Li-Ion Ground conveyors charging at Dachser cross docking hall-kl

 Press Release

Dachser focuses on lithium-ion technology

Kempten, November 20, 2018.

By 2022, logistics provider Dachser plans to replace all of its roughly 6,000 ground conveyors in Europe with vehicles powered by energy-saving lithium-ion batteries.

Compared to conventional lead-acid batteries, the lithium-ion variety lasts three times longer and boasts significantly shorter charging times. This increases the flexibility of using vehicles equipped with these batteries, and does away with the need for special rooms set aside for battery charging. The resulting freed-up space in transit terminals can be used for cargo handling. “When you factor in the savings in avoided maintenance and damage costs, since the batteries no longer have to be taken out of the vehicle every day for charging, then having a lithium-ion fleet has already paid for itself today,” explains André Bilz, Team Leader Fleet Management Terminal Equipment at Dachser.

The switch is also good news for environmental sustainability. For one thing, the conventional batteries, which have to be replaced after about 1,200 charging cycles, contain lead, a toxic heavy metal. For another, the lithium-ion batteries conserve energy and thus save some 1,600 kilograms of CO2 per vehicle per year. Multiply that by 6,000 ground conveyors and you get 9.6 million kilograms of CO2 annually.

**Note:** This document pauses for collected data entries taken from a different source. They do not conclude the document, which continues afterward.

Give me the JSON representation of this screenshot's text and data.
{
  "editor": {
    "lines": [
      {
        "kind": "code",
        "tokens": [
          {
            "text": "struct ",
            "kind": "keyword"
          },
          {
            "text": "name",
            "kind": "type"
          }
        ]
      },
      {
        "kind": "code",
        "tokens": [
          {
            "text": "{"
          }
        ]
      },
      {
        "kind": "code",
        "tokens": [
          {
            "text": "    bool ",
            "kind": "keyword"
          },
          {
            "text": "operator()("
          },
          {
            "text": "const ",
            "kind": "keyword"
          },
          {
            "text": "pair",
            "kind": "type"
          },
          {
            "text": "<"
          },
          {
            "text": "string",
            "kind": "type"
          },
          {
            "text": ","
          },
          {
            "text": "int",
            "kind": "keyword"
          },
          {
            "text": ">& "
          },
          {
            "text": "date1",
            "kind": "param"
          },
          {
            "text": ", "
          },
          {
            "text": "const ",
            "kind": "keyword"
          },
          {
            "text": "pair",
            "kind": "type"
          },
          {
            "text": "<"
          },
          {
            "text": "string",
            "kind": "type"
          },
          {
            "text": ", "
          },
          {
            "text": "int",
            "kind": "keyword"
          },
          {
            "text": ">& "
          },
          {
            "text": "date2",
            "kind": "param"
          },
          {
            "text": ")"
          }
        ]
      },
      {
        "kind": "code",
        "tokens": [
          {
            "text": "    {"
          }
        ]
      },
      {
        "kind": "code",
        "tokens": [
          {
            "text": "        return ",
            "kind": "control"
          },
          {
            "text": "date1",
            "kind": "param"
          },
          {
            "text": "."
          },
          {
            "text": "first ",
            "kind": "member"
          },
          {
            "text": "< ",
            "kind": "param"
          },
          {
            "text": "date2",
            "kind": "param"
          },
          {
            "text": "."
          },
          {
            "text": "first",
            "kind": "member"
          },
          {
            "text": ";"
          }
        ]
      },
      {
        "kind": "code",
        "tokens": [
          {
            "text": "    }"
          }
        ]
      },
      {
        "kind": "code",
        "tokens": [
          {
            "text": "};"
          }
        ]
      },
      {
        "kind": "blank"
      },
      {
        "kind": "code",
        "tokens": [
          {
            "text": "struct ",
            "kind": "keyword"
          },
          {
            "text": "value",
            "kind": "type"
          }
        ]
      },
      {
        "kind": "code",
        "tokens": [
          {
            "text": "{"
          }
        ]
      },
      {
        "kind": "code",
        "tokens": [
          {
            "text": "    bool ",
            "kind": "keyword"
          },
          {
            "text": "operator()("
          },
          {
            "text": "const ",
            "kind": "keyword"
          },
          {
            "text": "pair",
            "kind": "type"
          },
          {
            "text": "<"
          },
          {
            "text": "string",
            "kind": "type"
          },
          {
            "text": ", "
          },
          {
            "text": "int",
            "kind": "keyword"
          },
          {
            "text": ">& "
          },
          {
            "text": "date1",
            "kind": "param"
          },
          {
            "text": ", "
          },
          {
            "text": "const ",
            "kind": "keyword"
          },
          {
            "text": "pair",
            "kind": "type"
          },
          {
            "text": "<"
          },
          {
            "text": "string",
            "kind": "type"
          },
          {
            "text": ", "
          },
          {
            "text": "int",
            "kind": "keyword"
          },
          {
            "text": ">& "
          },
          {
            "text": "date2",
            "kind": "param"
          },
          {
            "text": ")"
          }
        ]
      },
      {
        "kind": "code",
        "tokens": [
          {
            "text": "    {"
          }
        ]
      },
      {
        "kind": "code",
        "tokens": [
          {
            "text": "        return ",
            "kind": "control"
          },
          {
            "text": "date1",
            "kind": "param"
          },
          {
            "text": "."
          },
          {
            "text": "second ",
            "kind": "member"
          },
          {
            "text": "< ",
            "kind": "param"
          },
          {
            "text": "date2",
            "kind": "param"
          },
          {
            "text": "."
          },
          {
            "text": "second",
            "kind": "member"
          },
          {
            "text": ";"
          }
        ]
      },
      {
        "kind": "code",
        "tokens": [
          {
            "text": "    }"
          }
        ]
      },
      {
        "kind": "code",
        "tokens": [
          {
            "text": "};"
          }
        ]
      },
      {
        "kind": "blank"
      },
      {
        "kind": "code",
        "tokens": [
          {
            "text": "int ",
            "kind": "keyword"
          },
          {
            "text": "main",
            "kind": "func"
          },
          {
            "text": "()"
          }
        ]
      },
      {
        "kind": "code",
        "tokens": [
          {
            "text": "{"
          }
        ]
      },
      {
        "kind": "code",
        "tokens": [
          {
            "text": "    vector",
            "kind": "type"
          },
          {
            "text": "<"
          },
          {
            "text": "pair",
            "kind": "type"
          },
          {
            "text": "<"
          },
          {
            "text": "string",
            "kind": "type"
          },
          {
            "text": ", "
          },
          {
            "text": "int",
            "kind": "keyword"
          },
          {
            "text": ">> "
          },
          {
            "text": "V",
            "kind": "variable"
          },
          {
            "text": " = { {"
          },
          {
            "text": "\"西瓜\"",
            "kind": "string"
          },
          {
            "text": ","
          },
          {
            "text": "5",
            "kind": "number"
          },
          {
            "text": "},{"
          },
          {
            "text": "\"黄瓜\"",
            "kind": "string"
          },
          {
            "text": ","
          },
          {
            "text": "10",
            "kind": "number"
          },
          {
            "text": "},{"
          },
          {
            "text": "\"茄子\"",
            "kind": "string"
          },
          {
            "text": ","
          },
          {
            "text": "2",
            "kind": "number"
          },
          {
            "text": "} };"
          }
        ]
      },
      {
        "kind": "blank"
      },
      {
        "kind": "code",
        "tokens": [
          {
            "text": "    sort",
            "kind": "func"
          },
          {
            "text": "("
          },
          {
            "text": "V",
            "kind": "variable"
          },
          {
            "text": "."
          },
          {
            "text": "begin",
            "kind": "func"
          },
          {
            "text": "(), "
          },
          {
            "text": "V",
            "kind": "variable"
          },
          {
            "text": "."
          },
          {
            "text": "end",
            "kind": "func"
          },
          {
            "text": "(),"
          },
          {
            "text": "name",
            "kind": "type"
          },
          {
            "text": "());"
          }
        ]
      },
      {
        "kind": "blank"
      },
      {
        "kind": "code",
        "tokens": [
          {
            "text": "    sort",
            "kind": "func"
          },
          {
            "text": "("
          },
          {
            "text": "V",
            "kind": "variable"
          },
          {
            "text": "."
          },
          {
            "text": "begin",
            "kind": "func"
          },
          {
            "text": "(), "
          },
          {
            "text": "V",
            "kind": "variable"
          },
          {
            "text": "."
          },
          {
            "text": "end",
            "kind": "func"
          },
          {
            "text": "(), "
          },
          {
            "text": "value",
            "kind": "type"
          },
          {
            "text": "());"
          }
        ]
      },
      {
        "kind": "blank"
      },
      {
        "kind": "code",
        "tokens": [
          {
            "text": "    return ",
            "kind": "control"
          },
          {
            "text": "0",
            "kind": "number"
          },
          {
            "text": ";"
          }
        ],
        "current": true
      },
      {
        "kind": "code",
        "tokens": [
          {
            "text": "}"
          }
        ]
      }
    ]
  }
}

“Dachser invests continuously in cutting-edge logistics facilities and equipment, which ultimately enhances the quality of its services,” explains Michael Schilling, Dachser’s COO Road Logistics. “This modernization project is an excellent example of how profitability and sustainability can go hand in hand, which in turn produces benefits for our customers.”

By 2022, Dachser wants to convert all its Road Logistics locations in Europe to this new technology. The switch will be made step by step; locations will not operate both technologies together. Lithium-ion technology has already been successfully introduced in the Radeburg and Erlensee (Food Logistics) branches, and will now be followed by construction and expansion of facilities, for example in Freiburg and Munich, the plans for which will include the necessary electrical infrastructure from the outset.

In looking at the many suppliers of ground conveyors, once again Dachser aims to work with the leading manufacturers. And as for battery technology, charging infrastructure, and energy management software, the logistics provider has selected Triathlon to be its preferred supplier.

This switch to lithium-ion technology is by no means the end of the project: “Together with our partners, we will be driving forward the development of ground conveyor technology. Our aim is to increase the vehicles’ usability by making them smaller, more maneuverable, and more lightweight,” Bilz says.